O
horário previsto de saída era 8 da manhã, isto porque o café começava às 7:30.
Entretanto, as 8 a movimentação de saída ainda é tímida, o que faz Nelson, com
a moto já ligada, parar no estacionamento e cruzar os braços mostrando sua
insatisfação. Hoje a etapa são “ apenas “ 590 km mas o Chile está em estado de
guerra e Santiago, por onde devemos passar é um dos locais mais atingidos.
O
plano original previa um pernoite em Santiago. Porém, a alguns dias atrás,
antes das manifestações, já tínhamos decidido passar de Santiago e parar em Los
Andes, isso devido a logística de conseguir estacionar em cidade maiores. Os
protestos, que acontecem não apenas em Santiago, só serviram para reforçar a
nossa intenção.
Saímos
em direção ao posto de gasolina, para abastecer e sacar dinheiro, já que não
sabemos se vai haver combustível e assim como ontem tem muitos pedágios pelo
caminho. Mantemos a mesma combinação de ontem: ao chegar no pedágio, o pace car
ultrapassa as motos e paga para todos.
O
começo do dia, com temperatura de 15 graus, nublado e uma highway muitíssimo
bem conservada, a viagem chega a ser monótona. Depois de abastecer e tomar um
café a viagem continua tranquila, tendo como único incidente a lanterna da BMW
soltou-se ( por sorte ficou pendurada pelo fio) e tivemos que parar para fixar
a lanterna.
Ao
aproximarmos de Santiago, observamos vários postos de gasolina com fila.

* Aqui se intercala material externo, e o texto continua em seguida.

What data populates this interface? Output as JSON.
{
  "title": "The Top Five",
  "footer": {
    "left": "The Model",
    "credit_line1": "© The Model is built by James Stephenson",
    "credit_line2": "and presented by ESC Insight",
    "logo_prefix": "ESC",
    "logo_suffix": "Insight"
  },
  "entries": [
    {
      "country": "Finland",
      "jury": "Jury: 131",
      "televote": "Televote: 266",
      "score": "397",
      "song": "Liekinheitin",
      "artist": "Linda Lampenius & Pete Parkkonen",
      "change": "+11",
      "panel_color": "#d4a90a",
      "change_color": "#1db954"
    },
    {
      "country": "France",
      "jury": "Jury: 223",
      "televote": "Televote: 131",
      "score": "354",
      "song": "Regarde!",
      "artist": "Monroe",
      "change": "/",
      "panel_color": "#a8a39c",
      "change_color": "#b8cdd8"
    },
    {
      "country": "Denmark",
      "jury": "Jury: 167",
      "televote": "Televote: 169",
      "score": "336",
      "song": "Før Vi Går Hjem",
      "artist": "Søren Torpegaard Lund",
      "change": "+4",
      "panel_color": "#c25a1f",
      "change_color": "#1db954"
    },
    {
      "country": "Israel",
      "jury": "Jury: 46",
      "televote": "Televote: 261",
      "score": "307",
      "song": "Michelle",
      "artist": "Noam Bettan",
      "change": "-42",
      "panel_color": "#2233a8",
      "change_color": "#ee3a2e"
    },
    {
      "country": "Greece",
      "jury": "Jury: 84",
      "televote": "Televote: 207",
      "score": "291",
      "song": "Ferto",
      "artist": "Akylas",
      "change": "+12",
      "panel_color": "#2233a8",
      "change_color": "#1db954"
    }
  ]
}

Paramos em posto ( com fila) uns 50 km antes da cidade. A ideia era ter
autonomia para chegar a Los Andes.
Continuamos
na highway rota 5. Entretanto, ao entrarmos na área da grande Santiago, os
pedágios passam a ser exclusivamente por tag, sem a opção de pagamento manual.
Não tínhamos o tag pois em nenhum lugar havia a esta informação. Na dúvida
sobre o que fazer, saímos da highway para discutir nossas opções.
Entrar
no centro de Santiago não era uma opção. Continuar na rota 5 era passível de
multa. Perguntamos para um morador e este nos disse que poderíamos pegar a Gran
Via, avenida que cruza Santiago de sul a norte, sem entrar na cidade. Parecia
uma boa opção.
O
problema é que as manifestações já tinham se espalhado muito além do centro.
Passamos por vários cruzamentos onde pneus haviam sido queimados (
provavelmente em protestos ontem) e muitas lojas haviam sido depredadas.
Chegamos
em um ponto onde a situação estava tensa. A manifestação estava na rua e os
vândalos estavam quebrando e saqueando lojas. Vendo a deterioração das
condições , tomamos a decisão de fazer meia-volta e retornar para a highway. A
manobra de retorno foi repentina, o que dificultou a manobra das motos. Ainda
assim, todos conseguiram fazer a manobra e continuar seguindo para a highway.
Uma
nova decisão foi tomada: voltar para a highway e esquecer os pedágios. Se
tomarmos multa, pagamos. O país está em estado de sítio e a segurança dos
participantes da expedição é muito mais importante do que uma possível multa.
Na
ruta 5, a viagem volta ao normal. Em alguns pontos vemos sinais da manifestação
ocorrida nos últimos dias porém a estrada não tem nenhum bloqueio.
Los
Andes fica no começo da cordilheira. Para chegar passamos uma pequena serra e
um túnel. Assim que entramos na cidade, encontramos um posto de gasolina com
fila e as motos param para abastecer.
Os
carros continuam para o hotel e ao chegarem se deparam com uma cidade que
parece fantasma: Praticamente todo o comércio fechado em função dos protestos.
Tem apenas um bar na esquina do hotel aberto. Vamos ao bar e compramos
sanduíches e cervejas para levar para o hotel pois são 6:20 da tarde e daqui a
40 minutos tem o toque de recolher.
Apesar
da boa estrada e estrutura do país, a informação de pedágio é medieval. Isto
somado ao estado de sítio fez esta etapa que seria simples se tornar a mais
tensa até agora. As motos estão abastecidas e os carros também. Amanhã é dia de
cruzar a cordilheira dos andes, rumo a Mendonza.